MESSAGE FROM THE DIRECTOR
The change from the College of Forest Resources to the School of Forest Resources is a major event for the University of Washington — painful for some and exciting for others. A College with a 102-year history is now a founding unit within the new College of the Environment.
We bring many formative legacies to the new College, including Pack Forest (since 1926); the Washington Park Arboretum, a 75-year connection with the City of Seattle’s Department of Parks and Recreation and the Arboretum Foundation; a 41-year collaboration on the Center for Quantitative Studies with the School of Aquatic and Fishery Sciences; a 40-year tradition of industry cooperatives beginning with the Regional Forest Nutrition Research Project in 1969 under the leadership of Professor Stan Gessel (since 1991 the Stand Management Cooperative); faculty legacies, including those of Frank Brockman, Stan Gessel, Dave Scott, Grant Sharpe, Reini Stettler, and many others; an extraordinarily supportive and active alumni association and many decades of graduates who now fill leadership positions across the globe; and generous donors, friends, and volunteers.

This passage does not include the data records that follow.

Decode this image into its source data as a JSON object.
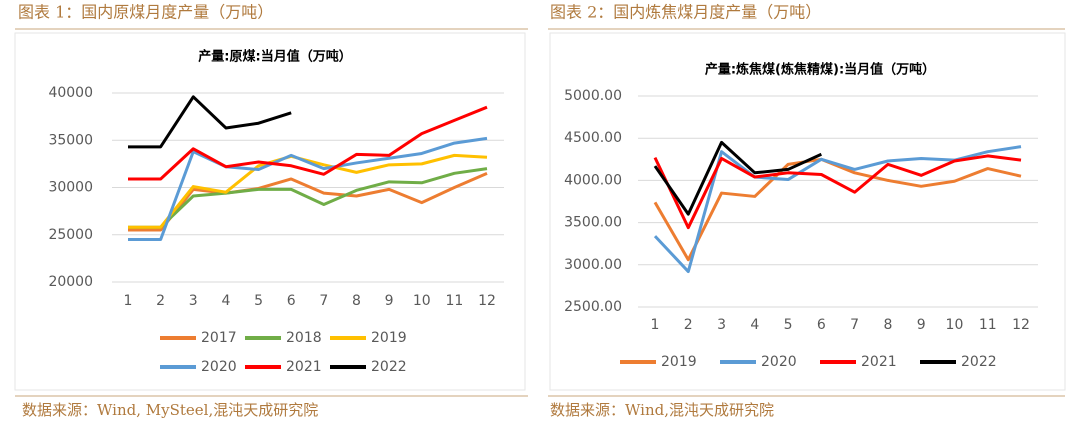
{
  "captions": [
    "图表 1：国内原煤月度产量（万吨）",
    "图表 2：国内炼焦煤月度产量（万吨）"
  ],
  "sources": [
    "数据来源：Wind, MySteel,混沌天成研究院",
    "数据来源：Wind,混沌天成研究院"
  ],
  "chart_data": [
    {
      "type": "line",
      "title": "产量:原煤:当月值（万吨）",
      "categories": [
        "1",
        "2",
        "3",
        "4",
        "5",
        "6",
        "7",
        "8",
        "9",
        "10",
        "11",
        "12"
      ],
      "ylim": [
        20000,
        40000
      ],
      "yticks": [
        20000,
        25000,
        30000,
        35000,
        40000
      ],
      "grid": true,
      "series": [
        {
          "name": "2017",
          "color": "#ed7d31",
          "values": [
            25500,
            25500,
            29800,
            29400,
            29900,
            30900,
            29400,
            29100,
            29800,
            28400,
            30000,
            31500
          ]
        },
        {
          "name": "2018",
          "color": "#70ad47",
          "values": [
            25800,
            25800,
            29100,
            29400,
            29800,
            29800,
            28200,
            29700,
            30600,
            30500,
            31500,
            32000
          ]
        },
        {
          "name": "2019",
          "color": "#ffc000",
          "values": [
            25800,
            25800,
            30100,
            29500,
            32300,
            33300,
            32400,
            31600,
            32400,
            32500,
            33400,
            33200
          ]
        },
        {
          "name": "2020",
          "color": "#5b9bd5",
          "values": [
            24500,
            24500,
            33800,
            32200,
            31900,
            33400,
            32000,
            32600,
            33100,
            33600,
            34700,
            35200
          ]
        },
        {
          "name": "2021",
          "color": "#ff0000",
          "values": [
            30900,
            30900,
            34100,
            32200,
            32700,
            32300,
            31400,
            33500,
            33400,
            35700,
            37100,
            38500
          ]
        },
        {
          "name": "2022",
          "color": "#000000",
          "values": [
            34300,
            34300,
            39600,
            36300,
            36800,
            37900,
            null,
            null,
            null,
            null,
            null,
            null
          ]
        }
      ]
    },
    {
      "type": "line",
      "title": "产量:炼焦煤(炼焦精煤):当月值（万吨）",
      "categories": [
        "1",
        "2",
        "3",
        "4",
        "5",
        "6",
        "7",
        "8",
        "9",
        "10",
        "11",
        "12"
      ],
      "ylim": [
        2500,
        5000
      ],
      "yticks": [
        {
          "value": 2500,
          "label": "2500.00"
        },
        {
          "value": 3000,
          "label": "3000.00"
        },
        {
          "value": 3500,
          "label": "3500.00"
        },
        {
          "value": 4000,
          "label": "4000.00"
        },
        {
          "value": 4500,
          "label": "4500.00"
        },
        {
          "value": 5000,
          "label": "5000.00"
        }
      ],
      "grid": true,
      "series": [
        {
          "name": "2019",
          "color": "#ed7d31",
          "values": [
            3740,
            3060,
            3850,
            3810,
            4190,
            4250,
            4090,
            4000,
            3930,
            3990,
            4140,
            4050
          ]
        },
        {
          "name": "2020",
          "color": "#5b9bd5",
          "values": [
            3340,
            2920,
            4340,
            4040,
            4010,
            4250,
            4130,
            4230,
            4260,
            4240,
            4340,
            4400
          ]
        },
        {
          "name": "2021",
          "color": "#ff0000",
          "values": [
            4270,
            3440,
            4260,
            4040,
            4090,
            4070,
            3860,
            4190,
            4060,
            4230,
            4290,
            4240
          ]
        },
        {
          "name": "2022",
          "color": "#000000",
          "values": [
            4170,
            3600,
            4450,
            4090,
            4130,
            4310,
            null,
            null,
            null,
            null,
            null,
            null
          ]
        }
      ]
    }
  ]
}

More recent initiatives such as the Center for Urban Horticulture (1979), CINTRAFOR (1985), Olympic Natural Resources Center (1995), Wind River Canopy Crane (1995), Precision Forestry Initiative (1999), Rural Technology Initiative (2000), the Center for Sustainable Forestry (2004), and the UW Botanic Gardens (2005) are all indicative of our ability to meet the challenges of resource and environmental sustainability in a responsible and creative way.

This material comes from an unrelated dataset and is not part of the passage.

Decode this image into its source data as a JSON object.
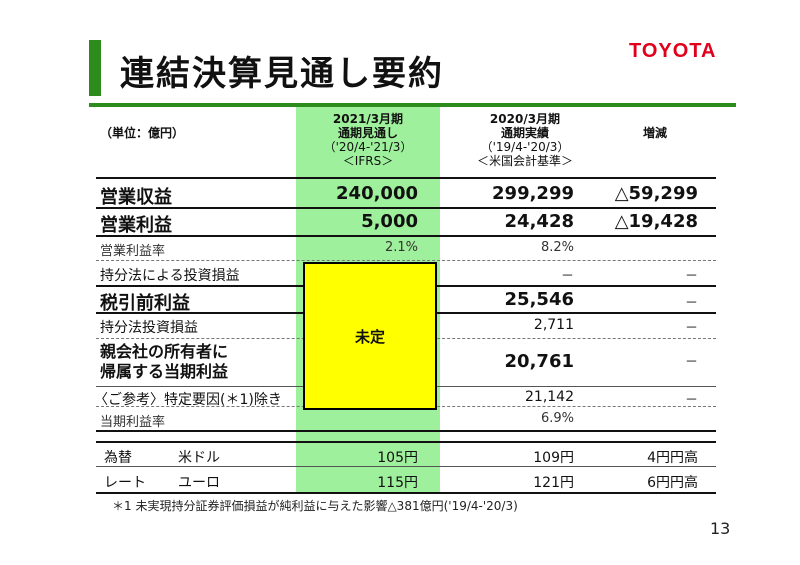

We are unique on campus in our legacy of close cooperation with Washington State University — collaboration with WSU-King County Extension, the joint UW-WSU Poplar Initiative (1978-2002), the Rural Technology Initiative, and joint appointments with faculty like Don Hanley and Dean Glawe are examples of this productive relationship.

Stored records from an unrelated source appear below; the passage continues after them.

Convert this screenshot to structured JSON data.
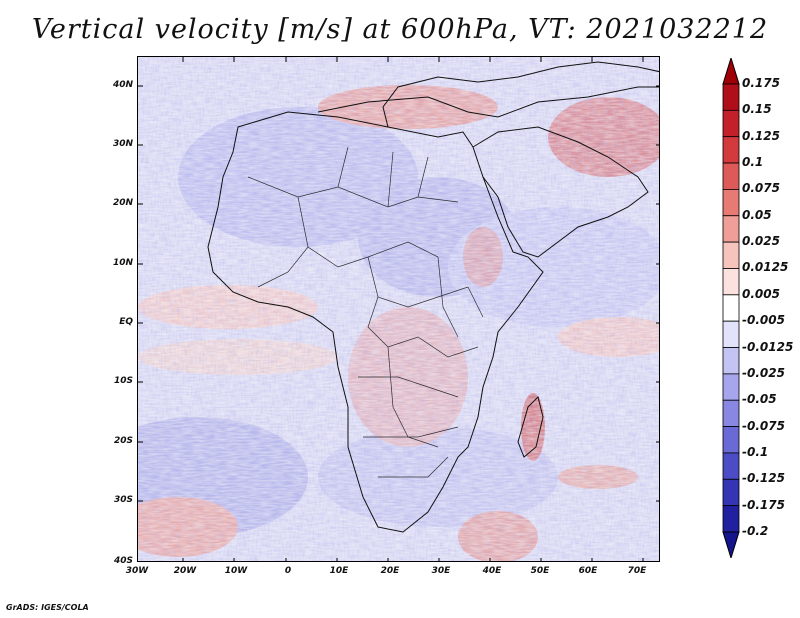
{
  "title": "Vertical velocity [m/s] at 600hPa, VT: 2021032212",
  "credit": "GrADS: IGES/COLA",
  "map": {
    "region": "Africa and surrounding oceans",
    "lat_labels": [
      "40N",
      "30N",
      "20N",
      "10N",
      "EQ",
      "10S",
      "20S",
      "30S",
      "40S"
    ],
    "lon_labels": [
      "30W",
      "20W",
      "10W",
      "0",
      "10E",
      "20E",
      "30E",
      "40E",
      "50E",
      "60E",
      "70E"
    ]
  },
  "colorbar": {
    "labels": [
      "0.175",
      "0.15",
      "0.125",
      "0.1",
      "0.075",
      "0.05",
      "0.025",
      "0.0125",
      "0.005",
      "-0.005",
      "-0.0125",
      "-0.025",
      "-0.05",
      "-0.075",
      "-0.1",
      "-0.125",
      "-0.175",
      "-0.2"
    ],
    "colors": [
      "#b00e18",
      "#c4202a",
      "#d23a3e",
      "#de5a58",
      "#e87a74",
      "#f09e98",
      "#f7c3bd",
      "#fbe2de",
      "#ffffff",
      "#e2e2fa",
      "#c4c4f4",
      "#a6a6ec",
      "#8888e2",
      "#6a6ad6",
      "#4c4cc6",
      "#3434b4",
      "#2020a0"
    ],
    "top_arrow_color": "#a00008",
    "bottom_arrow_color": "#14148c"
  }
}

Faculty initiatives including the Coniferous Forest Biome project (1970-1978), the Restoration Ecology Network (1998 - present), the management or co-management of three National Science Foundation Integrative Graduate Education and Research Training Grants (Urban Ecology, Multinational Collaborations, and Bioresources), a decade-long focus on phytoremediation, new applications for remote sensing and geospatial analysis, and programs and research in biological conservation of plant and wildlife species are all reflective of the energy and skills that faculty from the past to the present bring to this new partnership.
While I bring my own perspectives and emphases to the School of Forest Resources, I affirm this history and acknowledge the importance of the directions developed over the last decade.
It is in our hands to make the School and the College successful; we have the tools and the friends to do so. Let’s begin!